48 Colonial capitalist primitive accumulation
What I am here calling the colonial capitalist mode of production is similar to what Clive Y. Thomas has called the “colonial slave mode of production,” in which the  “mode of production was clearly determined by the colonizing power, and was in no way a “natural” outgrowth of the development of the indigenous communities” (Thomas, 1984, p. 10).   In the colonial capitalist mode of production, “the process of colonization ultimately required the effective concentration of power in the hands of the colonizing power” (Thomas, 1984, p. 14), and “…the local state developed out of the need for an organizing authority to perform certain “common” functions in the local society and the need to have an “on-the-spot” public coercive power to guarantee the interests of the dominant local and colonial interests” (Thomas, 1984, p. 15). 
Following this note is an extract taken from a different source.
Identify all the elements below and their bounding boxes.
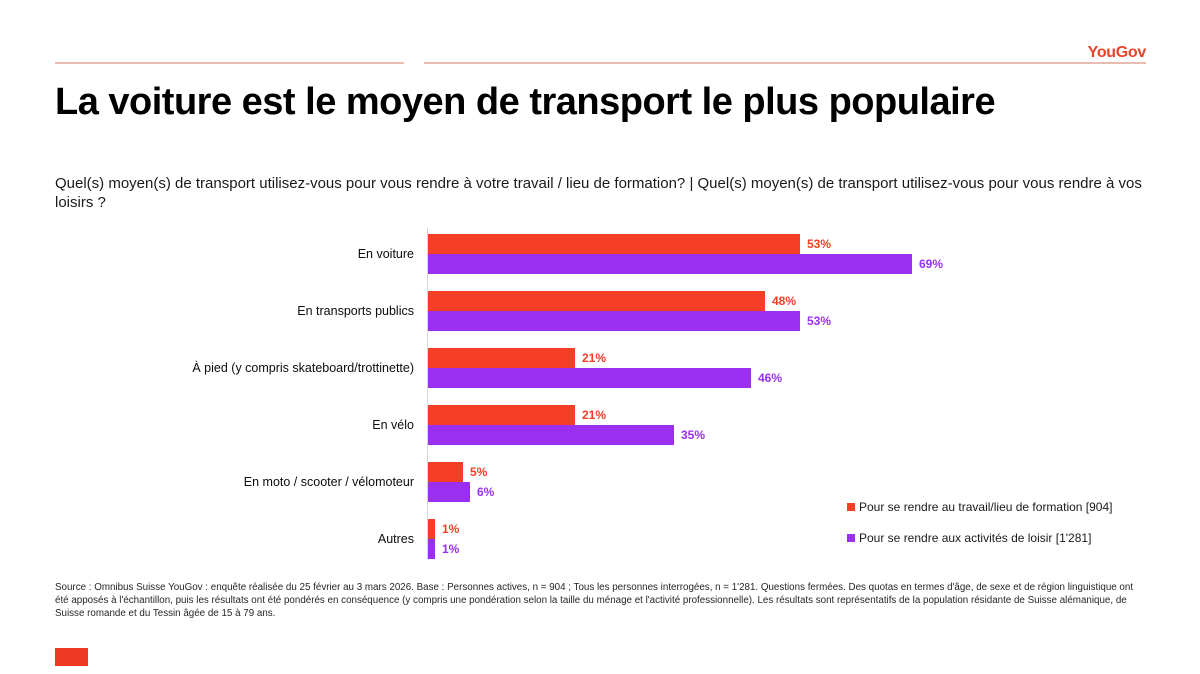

49 colonial capitalist mode
Some of these functions “included overhauling existing land and property arrangements; creating, in place of slaves, a stable labor supply for commercial agriculture and mining; extending the use of money and exchange, frequently by requiring the payment of money taxes and land rent” (Thomas, 1984, pp ). A variety of methods were employed by the colonial powers to force colonial subjects to become wage-laborers.  These included forced labor and varieties of methods to create a property-less class.  But creating a landless, property-less class was not always preferred by colonial governments.  Maintaining ‘reserves’ of some kind was beneficial to capital, for a number of reasons.  If labor was seasonal, workers could return to home in the off-season and live off the subsistence base.  In this way, wages did not have to be high enough to support workers and their families year-round, and profits could be higher.  Even without seasonal labor, maintaining a subsistence base could supplement wages, which again would not have to be high enough reproduce labor-power. 

50 Taxation and primitive accumulation
The problem was that if the subsistence base was capable of supporting the population entirely, colonial subjects would not be compelled to offer their labor-power for sale.  Colonial governments thus required alternative means for compelling the population to work for wages.  The historical record is clear that one very important method for accomplishing this was to impose a tax and require that the tax obligation be settled in colonial currency.  This method had the benefit of not only forcing people to work for wages, but also of creating a value for the colonial currency and monetizing the colony.  In addition, this method could be used to force the population to produce cash crops for sale.  What the population had to do to obtain the currency was entirely at the discretion of the colonial government, since it was the sole source of the colonial currency.  This method was widespread and important enough to be called “a secret of colonial capitalist primitive accumulation” (since it was not the only method, it must be called “a” secret).  This practice is extremely well documented, yet it has hardly ever been mentioned as an important method of primitive accumulation.  If, as Marx stated, “accumulation of capital is…multiplication of the proletariat,” then direct taxation (and the requirement taxes be paid in money) was, in the colonies, ‘a secret of so-called primitive accumulation,’ especially because of the other associated effects, including monetization, marketization, and commoditization.